His strongest bonds with leading members of the Labour Party were formed in resistance to Chamberlain's foreign policy, however — the policy of appeasement. Thus in 1938, when Quintin Hogg was contesting the Oxford City by-election as a champion of Chamberlain and Munich, Macmillan went down to support his opponent, A.D. Lindsay, Master of Balliol, who belonged to the Labour Party but was standing as a representative of the Popular Front. (Another
Lindsay supporter was the young Edward Heath, then an undergraduate at Balliol:) The Lindsay slogan was 'A vote for Hogg is a vote for Hitler'. Hitler won the day. All through this period, up to the final doom-laden months before the outbreak of war, Macmillan remained in touch with prominent members of the Labour Opposition. Dalton was his principal confidant, the Etonian go-between, the main link with Attlee, the leader, and with Herbert Morrison and Stafford Cripps. Macmillan spoke frequently to Dalton, who duly reported to his Labour colleagues. But the larger transactions that both had in mind did not occur. Nor did the larger meetings meetings between Churchill, Eden, Macmillan and perhaps Duff Cooper on the one side, Attlee, Morrison, Cripps and Dalton on the other. Although projected (and Attlee was keen), they never took place for lack of agreement as to tactics and procedure among the 'Churchill' Tories. Duff Cooper would not attend without Eden, and Eden refused to go. Churchill was willing enough; but without some of the other Tories the Labour leadership thought it best to call a halt to the attempt.

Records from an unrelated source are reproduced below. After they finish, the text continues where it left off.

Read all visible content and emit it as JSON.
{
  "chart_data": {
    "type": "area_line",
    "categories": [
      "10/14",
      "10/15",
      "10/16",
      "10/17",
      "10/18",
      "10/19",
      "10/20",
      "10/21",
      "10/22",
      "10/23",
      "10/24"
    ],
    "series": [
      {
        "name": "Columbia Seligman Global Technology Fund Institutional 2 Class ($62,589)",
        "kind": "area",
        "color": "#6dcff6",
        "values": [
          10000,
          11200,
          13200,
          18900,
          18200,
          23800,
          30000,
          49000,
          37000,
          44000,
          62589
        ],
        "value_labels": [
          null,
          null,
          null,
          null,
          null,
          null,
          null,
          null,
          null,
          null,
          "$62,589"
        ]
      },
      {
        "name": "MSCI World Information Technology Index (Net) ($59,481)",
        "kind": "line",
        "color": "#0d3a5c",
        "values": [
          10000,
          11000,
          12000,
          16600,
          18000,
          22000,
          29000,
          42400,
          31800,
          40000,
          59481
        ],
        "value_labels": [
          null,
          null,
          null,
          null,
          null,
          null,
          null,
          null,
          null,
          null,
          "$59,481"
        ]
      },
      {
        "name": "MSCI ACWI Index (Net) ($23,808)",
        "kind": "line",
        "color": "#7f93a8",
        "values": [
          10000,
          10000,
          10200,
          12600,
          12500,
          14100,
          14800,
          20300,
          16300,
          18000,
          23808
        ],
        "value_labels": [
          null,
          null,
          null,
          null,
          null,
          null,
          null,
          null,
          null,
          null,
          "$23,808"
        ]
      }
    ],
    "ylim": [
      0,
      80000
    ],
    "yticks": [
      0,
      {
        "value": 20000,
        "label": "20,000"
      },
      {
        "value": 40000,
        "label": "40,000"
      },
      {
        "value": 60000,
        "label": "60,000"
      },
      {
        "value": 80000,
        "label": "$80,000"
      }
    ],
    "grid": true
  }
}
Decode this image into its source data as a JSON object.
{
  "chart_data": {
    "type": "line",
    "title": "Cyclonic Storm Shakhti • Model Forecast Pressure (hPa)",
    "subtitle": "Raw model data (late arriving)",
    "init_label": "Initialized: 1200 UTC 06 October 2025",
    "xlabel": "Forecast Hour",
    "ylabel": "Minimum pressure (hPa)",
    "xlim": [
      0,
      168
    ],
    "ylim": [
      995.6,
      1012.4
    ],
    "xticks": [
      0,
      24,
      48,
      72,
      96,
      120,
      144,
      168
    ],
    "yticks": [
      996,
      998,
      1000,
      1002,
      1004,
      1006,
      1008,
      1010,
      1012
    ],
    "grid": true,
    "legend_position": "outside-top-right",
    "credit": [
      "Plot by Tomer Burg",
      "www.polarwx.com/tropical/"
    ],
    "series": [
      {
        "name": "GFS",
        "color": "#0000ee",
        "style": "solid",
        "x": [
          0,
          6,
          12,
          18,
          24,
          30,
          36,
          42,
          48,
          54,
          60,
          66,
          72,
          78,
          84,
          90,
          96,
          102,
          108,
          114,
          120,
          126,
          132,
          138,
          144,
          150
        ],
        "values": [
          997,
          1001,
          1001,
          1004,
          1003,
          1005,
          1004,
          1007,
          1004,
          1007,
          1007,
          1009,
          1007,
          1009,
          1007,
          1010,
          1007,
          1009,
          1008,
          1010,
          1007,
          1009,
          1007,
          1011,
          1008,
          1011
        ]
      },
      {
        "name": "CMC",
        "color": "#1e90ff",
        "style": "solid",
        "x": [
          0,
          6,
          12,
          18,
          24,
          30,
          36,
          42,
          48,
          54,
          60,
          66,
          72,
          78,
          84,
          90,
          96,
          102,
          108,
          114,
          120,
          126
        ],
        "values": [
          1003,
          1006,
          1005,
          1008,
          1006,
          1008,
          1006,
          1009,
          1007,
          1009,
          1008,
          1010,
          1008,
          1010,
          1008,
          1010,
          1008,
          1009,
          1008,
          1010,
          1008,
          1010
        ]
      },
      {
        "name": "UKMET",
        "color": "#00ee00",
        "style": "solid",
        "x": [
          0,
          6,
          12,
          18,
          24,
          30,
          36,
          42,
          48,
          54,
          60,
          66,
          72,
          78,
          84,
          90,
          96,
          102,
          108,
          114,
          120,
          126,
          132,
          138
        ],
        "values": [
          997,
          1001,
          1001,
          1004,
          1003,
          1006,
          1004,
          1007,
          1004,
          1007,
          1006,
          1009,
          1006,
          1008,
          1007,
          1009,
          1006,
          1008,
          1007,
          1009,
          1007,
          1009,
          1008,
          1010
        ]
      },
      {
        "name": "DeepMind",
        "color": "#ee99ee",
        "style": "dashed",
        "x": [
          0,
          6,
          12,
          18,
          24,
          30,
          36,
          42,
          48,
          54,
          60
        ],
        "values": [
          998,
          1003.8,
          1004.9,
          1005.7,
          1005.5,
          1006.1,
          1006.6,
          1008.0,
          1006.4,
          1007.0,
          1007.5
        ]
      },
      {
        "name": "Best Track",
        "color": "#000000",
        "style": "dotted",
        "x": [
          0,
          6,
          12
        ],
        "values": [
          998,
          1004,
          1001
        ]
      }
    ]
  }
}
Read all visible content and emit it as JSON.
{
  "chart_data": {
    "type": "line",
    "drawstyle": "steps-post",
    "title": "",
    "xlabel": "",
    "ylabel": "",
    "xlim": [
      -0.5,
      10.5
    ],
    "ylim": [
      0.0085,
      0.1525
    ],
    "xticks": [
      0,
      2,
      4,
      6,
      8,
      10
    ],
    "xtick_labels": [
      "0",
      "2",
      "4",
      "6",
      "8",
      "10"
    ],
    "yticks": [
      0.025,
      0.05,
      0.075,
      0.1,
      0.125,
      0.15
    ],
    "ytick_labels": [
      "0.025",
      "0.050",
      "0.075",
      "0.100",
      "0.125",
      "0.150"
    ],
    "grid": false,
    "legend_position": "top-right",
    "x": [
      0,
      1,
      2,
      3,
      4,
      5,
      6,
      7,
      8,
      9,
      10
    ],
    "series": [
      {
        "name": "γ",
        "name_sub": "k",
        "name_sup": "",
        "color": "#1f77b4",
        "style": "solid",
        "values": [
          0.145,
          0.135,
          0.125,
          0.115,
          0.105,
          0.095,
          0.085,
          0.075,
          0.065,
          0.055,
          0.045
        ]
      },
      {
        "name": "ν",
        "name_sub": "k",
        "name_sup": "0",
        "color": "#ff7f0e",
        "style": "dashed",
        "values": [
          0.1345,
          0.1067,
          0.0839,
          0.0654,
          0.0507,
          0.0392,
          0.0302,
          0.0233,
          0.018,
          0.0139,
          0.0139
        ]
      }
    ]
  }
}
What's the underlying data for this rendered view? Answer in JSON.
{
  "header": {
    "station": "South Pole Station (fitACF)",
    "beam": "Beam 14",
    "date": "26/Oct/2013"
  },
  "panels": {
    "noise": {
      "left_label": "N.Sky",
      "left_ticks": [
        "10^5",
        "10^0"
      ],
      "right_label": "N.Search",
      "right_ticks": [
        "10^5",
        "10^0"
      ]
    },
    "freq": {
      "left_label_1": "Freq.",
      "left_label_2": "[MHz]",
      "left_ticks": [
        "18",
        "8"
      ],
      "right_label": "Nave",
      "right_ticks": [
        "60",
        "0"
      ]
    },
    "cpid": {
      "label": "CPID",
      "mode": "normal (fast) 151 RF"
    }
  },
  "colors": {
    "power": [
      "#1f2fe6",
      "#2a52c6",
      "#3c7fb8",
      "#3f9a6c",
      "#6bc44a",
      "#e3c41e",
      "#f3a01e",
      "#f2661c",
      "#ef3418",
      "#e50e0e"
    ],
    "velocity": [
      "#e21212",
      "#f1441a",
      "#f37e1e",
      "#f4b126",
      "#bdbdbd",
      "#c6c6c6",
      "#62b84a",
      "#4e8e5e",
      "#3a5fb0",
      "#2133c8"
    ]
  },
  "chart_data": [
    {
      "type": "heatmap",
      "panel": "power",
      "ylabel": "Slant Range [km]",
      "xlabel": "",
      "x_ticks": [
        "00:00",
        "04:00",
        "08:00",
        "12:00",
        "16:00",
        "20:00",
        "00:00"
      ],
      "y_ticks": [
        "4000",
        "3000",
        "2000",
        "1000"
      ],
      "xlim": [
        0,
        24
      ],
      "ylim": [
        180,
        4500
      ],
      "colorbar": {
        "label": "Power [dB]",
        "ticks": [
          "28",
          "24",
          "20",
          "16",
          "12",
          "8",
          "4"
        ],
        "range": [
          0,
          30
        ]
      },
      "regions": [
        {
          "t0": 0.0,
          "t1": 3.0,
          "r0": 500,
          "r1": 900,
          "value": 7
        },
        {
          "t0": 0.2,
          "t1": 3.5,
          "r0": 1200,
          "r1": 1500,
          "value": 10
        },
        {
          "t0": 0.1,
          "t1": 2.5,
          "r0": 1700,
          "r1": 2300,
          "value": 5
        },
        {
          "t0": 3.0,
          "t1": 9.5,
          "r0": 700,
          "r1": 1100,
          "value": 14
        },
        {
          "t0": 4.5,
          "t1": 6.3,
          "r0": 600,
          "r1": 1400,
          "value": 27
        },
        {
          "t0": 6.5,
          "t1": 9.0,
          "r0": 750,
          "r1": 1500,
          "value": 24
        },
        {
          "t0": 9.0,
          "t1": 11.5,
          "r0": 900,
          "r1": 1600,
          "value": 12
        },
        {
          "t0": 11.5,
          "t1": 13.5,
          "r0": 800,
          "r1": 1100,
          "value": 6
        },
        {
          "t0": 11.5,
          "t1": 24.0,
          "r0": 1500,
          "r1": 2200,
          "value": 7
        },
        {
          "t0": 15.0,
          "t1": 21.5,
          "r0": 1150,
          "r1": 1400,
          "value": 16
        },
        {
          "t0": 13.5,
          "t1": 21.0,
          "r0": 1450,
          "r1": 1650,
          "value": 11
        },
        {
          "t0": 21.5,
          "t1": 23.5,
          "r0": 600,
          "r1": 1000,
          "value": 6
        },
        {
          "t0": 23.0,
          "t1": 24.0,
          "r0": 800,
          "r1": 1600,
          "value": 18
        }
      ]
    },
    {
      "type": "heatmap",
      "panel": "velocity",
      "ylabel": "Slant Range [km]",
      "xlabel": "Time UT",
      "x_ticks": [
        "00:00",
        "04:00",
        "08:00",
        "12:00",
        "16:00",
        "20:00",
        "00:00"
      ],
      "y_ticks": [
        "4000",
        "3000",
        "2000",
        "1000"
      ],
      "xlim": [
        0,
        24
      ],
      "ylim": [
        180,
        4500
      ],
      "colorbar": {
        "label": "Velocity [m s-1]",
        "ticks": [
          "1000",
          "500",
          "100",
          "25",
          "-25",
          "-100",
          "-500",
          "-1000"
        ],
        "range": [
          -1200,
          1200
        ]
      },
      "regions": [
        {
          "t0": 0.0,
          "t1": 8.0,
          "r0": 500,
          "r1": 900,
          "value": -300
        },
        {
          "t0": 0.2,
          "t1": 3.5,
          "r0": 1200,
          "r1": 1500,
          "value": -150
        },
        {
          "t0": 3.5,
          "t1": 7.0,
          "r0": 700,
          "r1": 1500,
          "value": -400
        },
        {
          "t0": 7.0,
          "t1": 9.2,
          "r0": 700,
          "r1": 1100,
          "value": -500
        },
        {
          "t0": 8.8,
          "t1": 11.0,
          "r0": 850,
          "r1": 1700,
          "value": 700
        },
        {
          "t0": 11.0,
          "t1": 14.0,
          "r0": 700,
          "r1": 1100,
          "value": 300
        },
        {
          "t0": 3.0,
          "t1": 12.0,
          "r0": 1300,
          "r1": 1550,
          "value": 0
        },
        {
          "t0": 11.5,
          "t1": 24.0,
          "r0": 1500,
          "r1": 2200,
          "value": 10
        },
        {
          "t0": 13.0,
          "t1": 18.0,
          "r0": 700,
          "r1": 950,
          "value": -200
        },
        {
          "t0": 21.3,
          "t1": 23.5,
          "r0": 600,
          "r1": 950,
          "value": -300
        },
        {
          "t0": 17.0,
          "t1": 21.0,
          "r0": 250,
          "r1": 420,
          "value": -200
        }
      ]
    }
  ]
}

In essence, both sides were contemplating the formation of a National Government (the sort of combination that Macmillan was again advocating, although in different circumstances, as recently as the autumn before last) if Chamberlain could be brought down. Towards this end, Cripps for one (as he told Dalton) was prepared `to put socialism aside for the present'. 'He thought', as Dalton recorded in his memoirs, that 'we could agree on a programme to preserve our democratic liberties, to rebuild collective security, and for national control of our economic life.'
Macmillan's aim, as expressed by Dalton and conveyed to Attlee, was to secure 'an influential breakaway from the Conservative Party and a union of Labour and Liberals with Tory dissentients to form a new National Government'. To Dalton, as late as October 1938, this seemed 'still very remote'. The prospect evaporated. Attlee nevertheless believed (or persuaded himself in retrospect?) that Macmillan was moving towards membership of the Labour Party. According to James Margach's account of a conversation in 1951, Attlee said: 'Approaches and talks were going on. I was in at some. I knew what was going on. I approved.'
Yes, 'talks were going on', and Attlee was 'in at some'. But their purpose was coalition (which might conceivably have been attained had the Tory dissidents been more firmly united) —not Macmillan's admission to the Labour Party. He was ready to cooperate with Labour. War or no war, he was not ready to be converted to Labour. Attlee's was, I think, an 'idealised' conclusion in that, recognising in Macmillan certain moral qualities similar to his own, he expected Macmillan to do what he had done many years earlier. Mr Macmillan would not disagree with this interpretation.